After giving up 25 points in the first 30 minutes, the Lions held the Bombers to just two field goals in the last two quarters. The Bombers had 266 yards total offensive in the first half, but were limited to 193 in the second.

Winnipeg quarterback Matt Nichols threw for 220 yards and the two touchdowns in the first half. He had 170 yards in the second. Slotback Ryan Smith had 61 receiving yards in the first but just 45 in the second.

BC also showed better discipline. The Lions were flagged for six penalties for 67 yards in the first half. They took just four for 36 in the final 30 minutes.

“We just gathered ourselves, our composure,” said middle linebacker Solomon Elimimian, the West’s nominee as Outstanding Defensive Player, who led BC with six tackles.

“We were making a lot of dumb mistakes. I feel like in the first half we let our emotions get the better of us. Then we recomposed ourselves.”

The Lions managed to eliminate the mistakes on coverages and missed tackles that allowed Bomber slotback Weston Dressler to make a 60-yard catch and running back Andrew Harris to explode on a 22-yard romp in the second quarter.

Mark Washington, BC’s defensive coordinator, smiled and ran a hand over his bald head when talking about the game’s first half.

“The reason I don’t have hair is because of the first half,” he said.

“We changed our scheme a little bit (in the second half). We had a certain way we were going to play them in the first half, it somewhat worked. “

 

The Lions finished the regular season with 52 quarterback sacks, tying them with the Calgary Stampeders. They never got to Nichols, but in the second half BC managed more pressure, forcing the Bomber quarterback to hurry some throws. They also shut down Winnipeg’s short passing game and prevented Harris from breaking free.

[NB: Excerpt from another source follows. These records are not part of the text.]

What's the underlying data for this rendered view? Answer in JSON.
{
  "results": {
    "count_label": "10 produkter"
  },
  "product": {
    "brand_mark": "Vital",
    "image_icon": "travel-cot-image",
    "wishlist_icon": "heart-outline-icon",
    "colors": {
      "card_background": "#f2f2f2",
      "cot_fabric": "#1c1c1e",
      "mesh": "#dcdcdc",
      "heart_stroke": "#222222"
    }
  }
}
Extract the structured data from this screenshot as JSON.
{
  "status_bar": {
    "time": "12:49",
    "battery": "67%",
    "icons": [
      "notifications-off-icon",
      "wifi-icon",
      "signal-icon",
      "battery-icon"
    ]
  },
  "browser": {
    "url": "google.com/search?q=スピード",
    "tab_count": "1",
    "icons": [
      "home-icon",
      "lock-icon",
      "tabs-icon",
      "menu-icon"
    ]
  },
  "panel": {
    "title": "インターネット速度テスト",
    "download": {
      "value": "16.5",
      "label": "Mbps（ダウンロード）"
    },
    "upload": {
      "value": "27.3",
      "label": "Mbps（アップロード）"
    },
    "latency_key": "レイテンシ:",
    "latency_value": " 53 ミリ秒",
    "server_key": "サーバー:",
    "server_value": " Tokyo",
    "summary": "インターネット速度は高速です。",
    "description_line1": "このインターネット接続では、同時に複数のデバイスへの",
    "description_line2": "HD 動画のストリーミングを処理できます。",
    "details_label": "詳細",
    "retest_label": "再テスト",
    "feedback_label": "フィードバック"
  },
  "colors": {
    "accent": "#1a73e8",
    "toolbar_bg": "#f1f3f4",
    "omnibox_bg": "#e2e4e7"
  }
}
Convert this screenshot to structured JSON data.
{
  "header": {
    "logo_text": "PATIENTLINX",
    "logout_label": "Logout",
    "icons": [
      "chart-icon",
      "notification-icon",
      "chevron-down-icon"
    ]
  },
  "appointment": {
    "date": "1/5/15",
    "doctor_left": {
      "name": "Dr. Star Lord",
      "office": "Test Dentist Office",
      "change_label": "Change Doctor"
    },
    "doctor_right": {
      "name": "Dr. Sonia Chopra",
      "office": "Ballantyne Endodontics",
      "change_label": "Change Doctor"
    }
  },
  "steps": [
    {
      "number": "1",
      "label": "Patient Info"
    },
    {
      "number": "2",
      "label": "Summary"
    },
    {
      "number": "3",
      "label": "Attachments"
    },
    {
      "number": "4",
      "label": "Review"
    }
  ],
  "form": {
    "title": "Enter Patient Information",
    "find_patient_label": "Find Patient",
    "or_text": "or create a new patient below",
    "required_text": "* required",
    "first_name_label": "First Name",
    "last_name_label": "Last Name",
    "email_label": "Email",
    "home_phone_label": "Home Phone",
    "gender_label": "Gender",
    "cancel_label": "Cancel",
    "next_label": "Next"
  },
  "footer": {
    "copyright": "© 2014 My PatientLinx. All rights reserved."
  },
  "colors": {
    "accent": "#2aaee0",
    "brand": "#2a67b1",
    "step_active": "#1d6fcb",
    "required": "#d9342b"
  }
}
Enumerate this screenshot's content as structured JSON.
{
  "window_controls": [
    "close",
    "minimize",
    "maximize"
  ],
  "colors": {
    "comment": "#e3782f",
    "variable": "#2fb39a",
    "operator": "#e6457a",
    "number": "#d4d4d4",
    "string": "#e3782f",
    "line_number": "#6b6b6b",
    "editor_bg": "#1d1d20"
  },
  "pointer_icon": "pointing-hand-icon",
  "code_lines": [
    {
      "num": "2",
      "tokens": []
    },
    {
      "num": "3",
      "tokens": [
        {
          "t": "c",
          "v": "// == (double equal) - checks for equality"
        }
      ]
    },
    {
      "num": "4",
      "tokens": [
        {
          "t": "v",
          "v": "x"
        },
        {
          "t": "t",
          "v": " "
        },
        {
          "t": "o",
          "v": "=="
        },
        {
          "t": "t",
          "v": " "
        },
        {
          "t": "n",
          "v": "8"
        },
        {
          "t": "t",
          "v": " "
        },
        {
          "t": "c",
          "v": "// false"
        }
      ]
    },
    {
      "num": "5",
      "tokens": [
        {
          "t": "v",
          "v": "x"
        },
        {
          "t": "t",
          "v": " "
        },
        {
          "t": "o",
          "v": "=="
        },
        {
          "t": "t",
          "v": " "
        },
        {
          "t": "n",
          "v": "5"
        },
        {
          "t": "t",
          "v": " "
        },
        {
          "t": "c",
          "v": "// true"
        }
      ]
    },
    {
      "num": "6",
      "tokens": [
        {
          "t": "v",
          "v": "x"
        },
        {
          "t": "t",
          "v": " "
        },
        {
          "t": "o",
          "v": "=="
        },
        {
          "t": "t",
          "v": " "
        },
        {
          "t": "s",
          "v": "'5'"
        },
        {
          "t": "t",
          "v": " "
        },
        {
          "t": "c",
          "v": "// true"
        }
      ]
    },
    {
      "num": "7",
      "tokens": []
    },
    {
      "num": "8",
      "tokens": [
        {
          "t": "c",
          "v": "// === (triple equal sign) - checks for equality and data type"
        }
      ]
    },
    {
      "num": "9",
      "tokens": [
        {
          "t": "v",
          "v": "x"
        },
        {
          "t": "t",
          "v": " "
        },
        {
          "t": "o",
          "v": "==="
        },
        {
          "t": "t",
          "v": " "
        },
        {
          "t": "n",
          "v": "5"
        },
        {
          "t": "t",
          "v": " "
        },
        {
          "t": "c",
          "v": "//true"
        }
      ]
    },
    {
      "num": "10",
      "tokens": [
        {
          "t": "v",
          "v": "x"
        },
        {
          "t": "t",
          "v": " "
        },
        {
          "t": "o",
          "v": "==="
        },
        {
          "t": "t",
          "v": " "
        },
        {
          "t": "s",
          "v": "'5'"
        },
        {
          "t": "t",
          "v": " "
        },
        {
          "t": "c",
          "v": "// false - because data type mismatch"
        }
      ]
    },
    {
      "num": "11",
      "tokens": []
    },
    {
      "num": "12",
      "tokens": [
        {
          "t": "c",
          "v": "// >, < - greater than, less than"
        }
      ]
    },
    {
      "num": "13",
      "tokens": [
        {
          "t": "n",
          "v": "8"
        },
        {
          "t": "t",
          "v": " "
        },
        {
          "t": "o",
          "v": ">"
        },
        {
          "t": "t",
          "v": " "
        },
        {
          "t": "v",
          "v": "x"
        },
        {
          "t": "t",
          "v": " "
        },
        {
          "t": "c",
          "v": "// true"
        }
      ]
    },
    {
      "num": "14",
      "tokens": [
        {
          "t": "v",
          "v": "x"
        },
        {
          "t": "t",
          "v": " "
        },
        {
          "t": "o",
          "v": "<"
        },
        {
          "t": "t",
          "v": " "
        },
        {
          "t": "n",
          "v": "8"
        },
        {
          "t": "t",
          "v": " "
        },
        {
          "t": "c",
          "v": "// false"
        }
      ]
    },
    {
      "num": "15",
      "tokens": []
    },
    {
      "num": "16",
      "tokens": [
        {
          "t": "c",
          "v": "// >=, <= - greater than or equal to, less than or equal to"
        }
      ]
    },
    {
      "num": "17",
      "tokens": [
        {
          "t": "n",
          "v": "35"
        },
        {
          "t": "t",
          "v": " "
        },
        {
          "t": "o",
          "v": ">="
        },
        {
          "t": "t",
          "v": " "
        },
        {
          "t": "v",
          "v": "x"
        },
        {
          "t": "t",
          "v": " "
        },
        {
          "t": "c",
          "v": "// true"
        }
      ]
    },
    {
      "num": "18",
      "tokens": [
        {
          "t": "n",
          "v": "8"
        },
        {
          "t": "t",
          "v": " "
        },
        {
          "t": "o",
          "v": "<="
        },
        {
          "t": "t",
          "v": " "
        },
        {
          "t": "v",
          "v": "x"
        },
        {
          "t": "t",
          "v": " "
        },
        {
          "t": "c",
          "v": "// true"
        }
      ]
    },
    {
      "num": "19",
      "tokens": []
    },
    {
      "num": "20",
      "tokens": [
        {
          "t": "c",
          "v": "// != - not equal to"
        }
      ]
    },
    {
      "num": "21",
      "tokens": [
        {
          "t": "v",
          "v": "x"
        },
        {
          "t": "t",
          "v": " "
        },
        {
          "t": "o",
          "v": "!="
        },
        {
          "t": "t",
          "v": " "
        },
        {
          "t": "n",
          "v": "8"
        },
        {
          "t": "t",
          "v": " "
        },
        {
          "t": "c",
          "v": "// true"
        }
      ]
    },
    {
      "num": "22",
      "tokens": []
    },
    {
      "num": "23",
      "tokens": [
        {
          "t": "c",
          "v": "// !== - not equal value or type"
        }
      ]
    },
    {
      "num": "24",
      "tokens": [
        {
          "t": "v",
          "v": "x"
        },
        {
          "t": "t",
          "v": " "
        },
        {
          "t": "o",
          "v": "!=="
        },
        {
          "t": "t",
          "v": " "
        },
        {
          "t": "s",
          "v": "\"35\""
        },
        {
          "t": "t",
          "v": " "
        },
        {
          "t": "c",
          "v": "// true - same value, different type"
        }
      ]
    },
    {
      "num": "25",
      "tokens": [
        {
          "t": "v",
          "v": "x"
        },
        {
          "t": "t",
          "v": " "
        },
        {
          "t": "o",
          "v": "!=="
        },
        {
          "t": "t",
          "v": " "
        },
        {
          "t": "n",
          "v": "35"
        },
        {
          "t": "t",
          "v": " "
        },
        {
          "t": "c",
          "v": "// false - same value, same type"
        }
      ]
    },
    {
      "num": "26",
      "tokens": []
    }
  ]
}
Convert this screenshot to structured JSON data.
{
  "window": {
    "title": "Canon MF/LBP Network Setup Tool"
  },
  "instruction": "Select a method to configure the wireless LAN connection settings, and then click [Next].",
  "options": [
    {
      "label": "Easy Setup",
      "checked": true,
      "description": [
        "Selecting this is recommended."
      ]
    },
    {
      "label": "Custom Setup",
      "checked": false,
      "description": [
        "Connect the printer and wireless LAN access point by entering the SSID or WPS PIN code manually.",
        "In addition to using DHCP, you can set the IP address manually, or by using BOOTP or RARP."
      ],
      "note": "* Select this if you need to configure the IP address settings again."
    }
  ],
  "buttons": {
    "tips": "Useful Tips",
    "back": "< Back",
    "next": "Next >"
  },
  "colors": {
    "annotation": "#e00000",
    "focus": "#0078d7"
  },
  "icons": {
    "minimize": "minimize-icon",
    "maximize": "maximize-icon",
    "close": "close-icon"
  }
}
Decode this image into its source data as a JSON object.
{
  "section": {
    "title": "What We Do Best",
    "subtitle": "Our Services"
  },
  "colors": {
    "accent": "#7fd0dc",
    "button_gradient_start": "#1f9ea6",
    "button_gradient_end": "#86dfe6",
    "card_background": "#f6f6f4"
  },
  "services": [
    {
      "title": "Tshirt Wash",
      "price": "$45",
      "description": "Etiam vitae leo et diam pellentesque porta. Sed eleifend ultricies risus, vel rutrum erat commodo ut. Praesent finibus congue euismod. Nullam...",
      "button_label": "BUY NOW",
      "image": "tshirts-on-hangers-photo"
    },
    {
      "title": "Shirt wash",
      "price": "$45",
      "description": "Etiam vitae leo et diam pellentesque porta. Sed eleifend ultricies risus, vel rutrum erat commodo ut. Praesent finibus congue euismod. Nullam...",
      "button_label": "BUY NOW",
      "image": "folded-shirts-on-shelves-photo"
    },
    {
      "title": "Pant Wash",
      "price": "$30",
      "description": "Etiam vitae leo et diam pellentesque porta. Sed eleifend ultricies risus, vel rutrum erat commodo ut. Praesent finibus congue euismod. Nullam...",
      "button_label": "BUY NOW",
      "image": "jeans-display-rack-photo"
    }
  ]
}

Defensive end Alex Bazzie said even though they were trailing by 13 points, the Lions went into the third quarter convinced they weren’t out of the game.

“We knew we giving them big plays,” said Bazzie, who had two tackles. “We had been in this situation before. Nobody panicked. Everyone had faith in one another.”

With their season on the line, the Lions’ defence started to play better when it counted the most.

“The main thing is, the guys executed,” said Washington. “They made plays when they needed to.

“They knew they were better than what that first half displayed. They knew they could perform better. They saw the mistakes that were made and that they were mistakes that could be fixed if we played better. The men did that.”

The Lions now travel to Calgary for the West Final to face a Stampeder team that lost twice all year long. One of those losses was against BC in the first game of the season.

Phillips knows playing half a game on defence won’t beat the Stampeders.

“We have to understand that we have to play for 60 minutes to beat that team next week,” he said.

“We have to go out there mentally focused. That team is not going to let us come back from a deficit like that. They don’t kill themselves. They are a disciplined team.”